Sécurité et qualité de l’emploi en déclin
Pourtant, ces bons résultats ne racontent qu’une partie de l’histoire, notamment en ce qui concerne l’attractivité française et la capacité du pays à être compétitif au niveau mondial. La balance commerciale de la France, en particulier, reste une préoccupation majeure, le déficit du commerce extérieur augmentant encore de 7,3 milliards d’euros en 2020 pour atteindre 65,2 milliards d’euros.
Par ailleurs, le taux de chômage du pays a baissé principalement en raison d’une augmentation de la précarité de l’emploi pour les travailleurs salariés. Pour stimuler le recrutement, la France a cherché à rassurer les entreprises sur le fait qu’elles pouvaient effectivement se séparer de leurs employés en cas d’adversité, conformément aux réformes de 2017. En conséquence, les entreprises ont plus fréquemment proposé des emplois peu sécurisés (contrats de courte durée, intérim, etc.). En 2020, 3,3 millions de personnes en France occupaient des emplois peu sécurisés, soit environ 12,4 % de l’emploi total, selon l’Insee. Mais surtout, la modification du code du travail a permis d’établir un barème d’indemnités prud’homales en cas de licenciement sans cause réelle et sérieuse. Les employeurs peuvent désormais licencier sans motif, c’est-à-dire sans respecter la loi, et savoir à l’avance combien ces licenciements vont leur coûter.

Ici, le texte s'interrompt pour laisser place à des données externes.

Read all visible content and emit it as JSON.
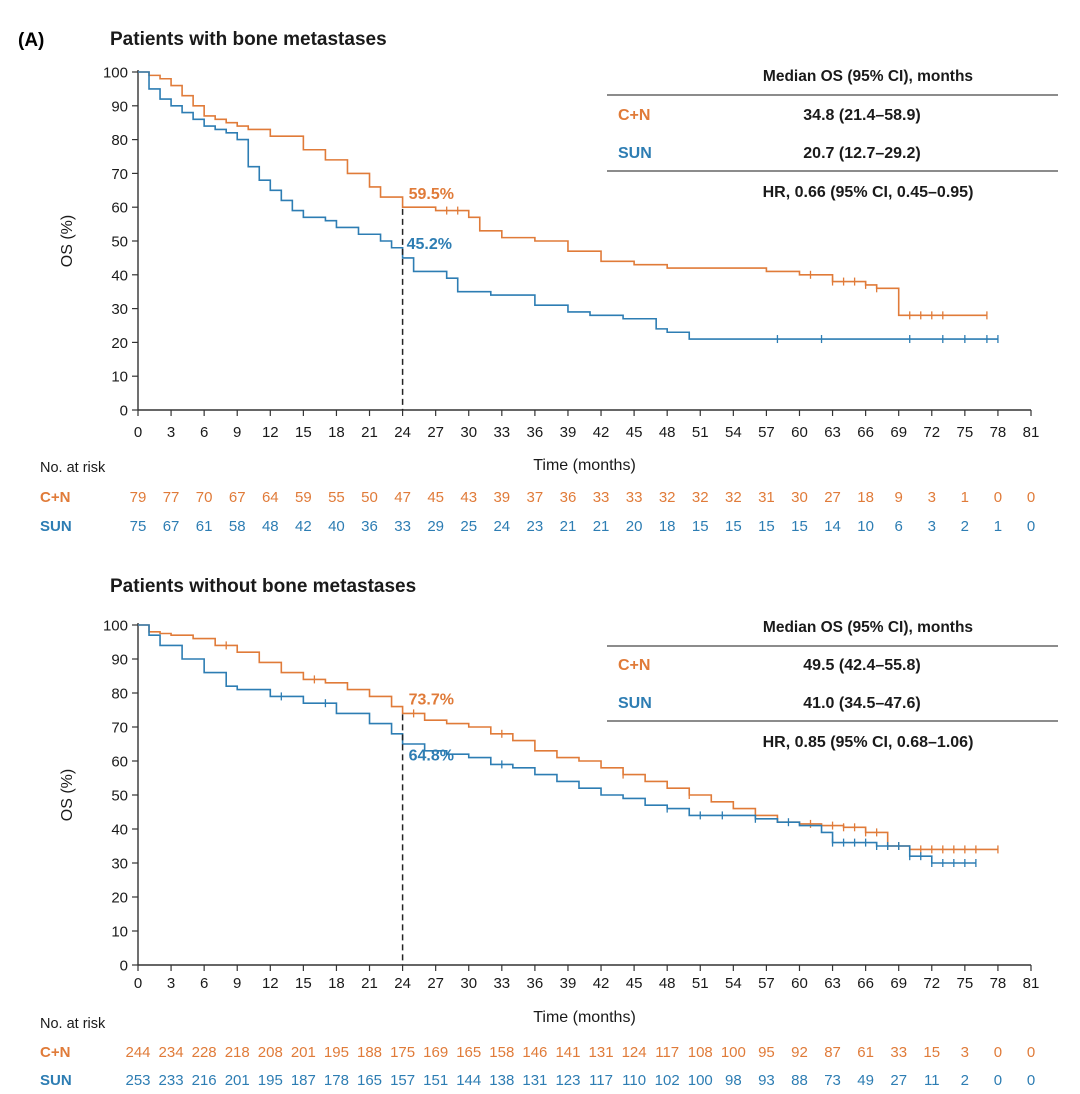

Au-delà de la montée de la précarité, le quinquennat de Macron s’est aussi distingué par la baisse de la qualité des emplois pour les travailleurs. Le site d’information d’investigation Mediapart a rapporté que le nombre moyen d’heures travaillées est passé de 32 heures par semaine au deuxième trimestre 2017, lorsque Macron a été élu, à 30,9 heures par semaine au troisième trimestre 2021. Une partie de cette baisse est due à la crise du Covid-19, mais elle est aussi le signe d’un changement qualitatif dans le travail effectué par les travailleurs. Bon nombre des ouvertures créées ont été des emplois de services commerciaux à faible valeur ajoutée. En janvier, le gouvernement s’est vanté que l’année 2021 avait vu la création de près d’un million d’entreprises en France – « tout simplement un record historique », a déclaré le ministre de l’économie Bruno Le Maire. Mais 641 543 de ces entreprises étaient ce que l’on appelle des micro-entreprises (anciennement auto-entreprises), de petites entreprises créées par et pour un seul commerçant.